How much are your assets worth?
A different question could actually be what is the value of your assets.
One problem in the cybersecurity space is putting value to your assets.
The value of your crown jewels
There are two reasons.
1 – Do you know what your assets are – Identification.
An asset can be a number of things.
It can be the people inside the organisation.
The salesperson who brings in 50% of the company revenue, the CEO who delivered a keynote at a conference or it can be the receptionist who has a system that controls the business but no one else knows about it.
It can be the information you collect and manage.
It can be your CRM or it could be your accounting system.

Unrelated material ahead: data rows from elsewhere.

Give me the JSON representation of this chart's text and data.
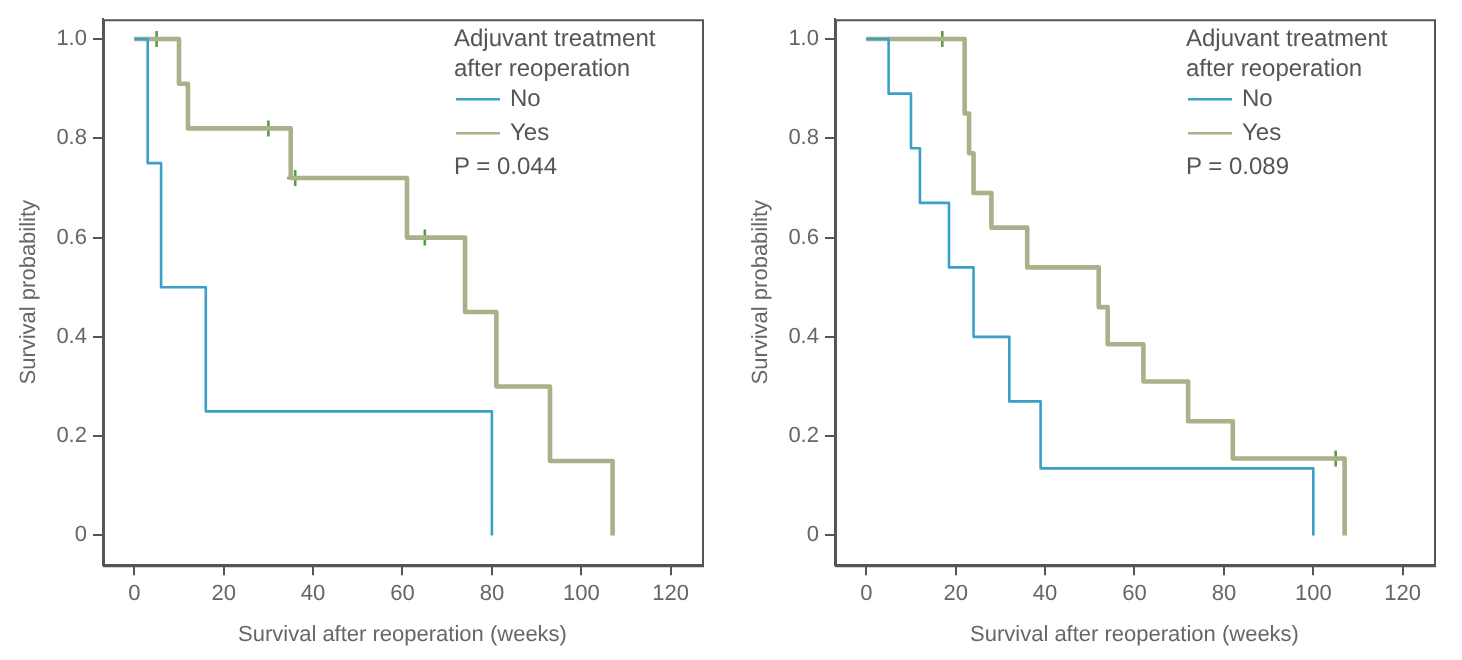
{
  "chart_data": [
    {
      "type": "step",
      "xlabel": "Survival after reoperation (weeks)",
      "ylabel": "Survival probability",
      "legend_title": "Adjuvant treatment after reoperation",
      "legend": "top right",
      "grid": false,
      "annotations": [
        "P = 0.044"
      ],
      "xlim": [
        -7,
        127
      ],
      "xticks": [
        0,
        20,
        40,
        60,
        80,
        100,
        120
      ],
      "ylim": [
        -0.06,
        1.04
      ],
      "yticks": [
        0,
        0.2,
        0.4,
        0.6,
        0.8,
        {
          "value": 1,
          "label": "1.0"
        }
      ],
      "series": [
        {
          "name": "No",
          "color": "#3aa0c8",
          "x": [
            0,
            3,
            6,
            16,
            80
          ],
          "values": [
            1,
            0.75,
            0.5,
            0.25,
            0
          ]
        },
        {
          "name": "Yes",
          "color": "#a9b08a",
          "x": [
            0,
            10,
            12,
            35,
            61,
            74,
            81,
            93,
            107
          ],
          "values": [
            1,
            0.91,
            0.82,
            0.72,
            0.6,
            0.45,
            0.3,
            0.15,
            0
          ]
        },
        {
          "type": "scatter",
          "marker": "cross",
          "color": "#5a9a4a",
          "x": [
            5,
            30,
            36,
            65
          ],
          "values": [
            1,
            0.82,
            0.72,
            0.6
          ]
        }
      ]
    },
    {
      "type": "step",
      "xlabel": "Survival after reoperation (weeks)",
      "ylabel": "Survival probability",
      "legend_title": "Adjuvant treatment after reoperation",
      "legend": "top right",
      "grid": false,
      "annotations": [
        "P = 0.089"
      ],
      "xlim": [
        -7,
        127
      ],
      "xticks": [
        0,
        20,
        40,
        60,
        80,
        100,
        120
      ],
      "ylim": [
        -0.06,
        1.04
      ],
      "yticks": [
        0,
        0.2,
        0.4,
        0.6,
        0.8,
        {
          "value": 1,
          "label": "1.0"
        }
      ],
      "series": [
        {
          "name": "No",
          "color": "#3aa0c8",
          "x": [
            0,
            5,
            10,
            12,
            18.5,
            24,
            32,
            39,
            100
          ],
          "values": [
            1,
            0.89,
            0.78,
            0.67,
            0.54,
            0.4,
            0.27,
            0.135,
            0
          ]
        },
        {
          "name": "Yes",
          "color": "#a9b08a",
          "x": [
            0,
            22,
            23,
            24,
            28,
            36,
            52,
            54,
            62,
            72,
            82,
            107
          ],
          "values": [
            1,
            0.85,
            0.77,
            0.69,
            0.62,
            0.54,
            0.46,
            0.385,
            0.31,
            0.23,
            0.155,
            0
          ]
        },
        {
          "type": "scatter",
          "marker": "cross",
          "color": "#5a9a4a",
          "x": [
            17,
            105
          ],
          "values": [
            1,
            0.155
          ]
        }
      ]
    }
  ]
}
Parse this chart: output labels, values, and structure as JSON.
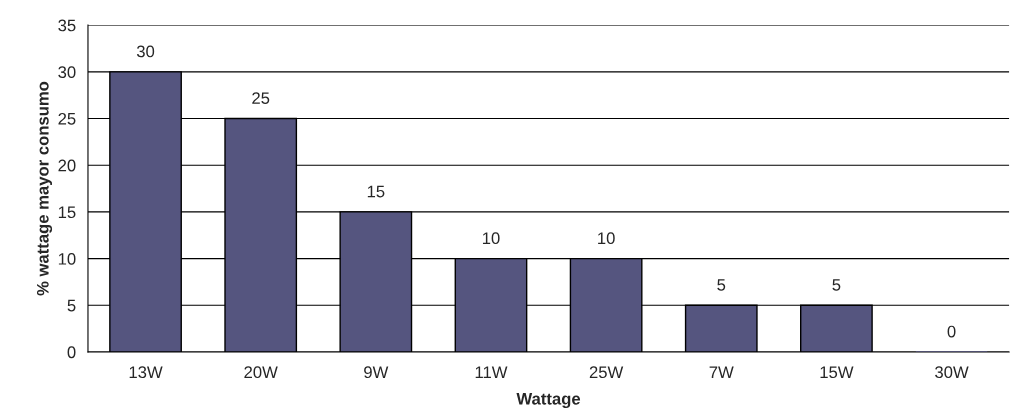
{
  "chart_data": {
    "type": "bar",
    "xlabel": "Wattage",
    "ylabel": "% wattage mayor consumo",
    "categories": [
      "13W",
      "20W",
      "9W",
      "11W",
      "25W",
      "7W",
      "15W",
      "30W"
    ],
    "values": [
      30,
      25,
      15,
      10,
      10,
      5,
      5,
      0
    ],
    "color": "#55557f",
    "ylim": [
      0,
      35
    ],
    "yticks": [
      0,
      5,
      10,
      15,
      20,
      25,
      30,
      35
    ],
    "grid": "y",
    "data_labels": true
  }
}
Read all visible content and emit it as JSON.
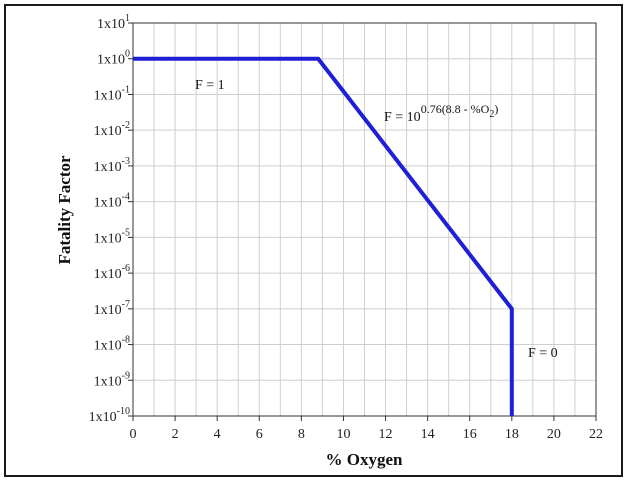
{
  "chart_data": {
    "type": "line",
    "xlabel": "% Oxygen",
    "ylabel": "Fatality Factor",
    "xlim": [
      0,
      22
    ],
    "ylim_log10": [
      -10,
      1
    ],
    "y_scale": "log",
    "x_ticks": [
      "0",
      "2",
      "4",
      "6",
      "8",
      "10",
      "12",
      "14",
      "16",
      "18",
      "20",
      "22"
    ],
    "y_ticks": [
      {
        "base": "1x10",
        "exp": "1"
      },
      {
        "base": "1x10",
        "exp": "0"
      },
      {
        "base": "1x10",
        "exp": "-1"
      },
      {
        "base": "1x10",
        "exp": "-2"
      },
      {
        "base": "1x10",
        "exp": "-3"
      },
      {
        "base": "1x10",
        "exp": "-4"
      },
      {
        "base": "1x10",
        "exp": "-5"
      },
      {
        "base": "1x10",
        "exp": "-6"
      },
      {
        "base": "1x10",
        "exp": "-7"
      },
      {
        "base": "1x10",
        "exp": "-8"
      },
      {
        "base": "1x10",
        "exp": "-9"
      },
      {
        "base": "1x10",
        "exp": "-10"
      }
    ],
    "grid": true,
    "series": [
      {
        "color": "#1f1fd6",
        "points": [
          {
            "x": 0,
            "y": 1
          },
          {
            "x": 8.8,
            "y": 1
          },
          {
            "x": 18,
            "y": 1e-07
          },
          {
            "x": 18,
            "y": 1e-10
          }
        ]
      }
    ],
    "annotations": {
      "f_one": "F = 1",
      "f_formula": {
        "base": "F = 10",
        "exp_pre": "0.76(8.8 - %O",
        "exp_sub": "2",
        "exp_post": ")"
      },
      "f_zero": "F = 0"
    }
  }
}
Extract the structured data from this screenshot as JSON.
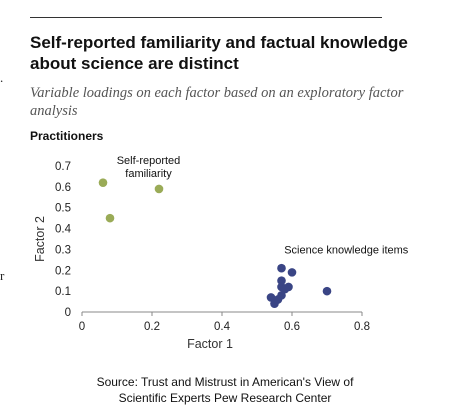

It can be the property you own.
The physical premise, your intellectual property, your software, your tools or anything that you leverage to produce your products and services
It can be your reputation or brand.
It can be your brand, what people think of your brand and what you are doing to ensure that you do everything ethically and properly.
2 – How valuable are they to the business.
Most of the assets have some level of financial impact on the business.
When everything is running like a well-oiled system it is hard to define where and what is doing the heavy lifting for the business.
Yes you have your bean counters with profit and loss statements and the LAPS
When you remove some of the assets you suddenly understand that they are all working in tandem to create the perfect system.
Here are a couple of questions you should be asking
Can you afford to have all of your staff sitting around for more than 10 days while you sort out a malware attack?
Can your organisation survive for 2 weeks without any income from sales and service if your point of sale system failed?
Can your reputation handle telling all of your inquiries that you cannot do anything because you have been hacked?
Can your reputation handle the impact of emailing all of your customers and clients that you have been breached?
Can your finances handle the $40K to $60K governance and compliance fines that will come shortly after a breach?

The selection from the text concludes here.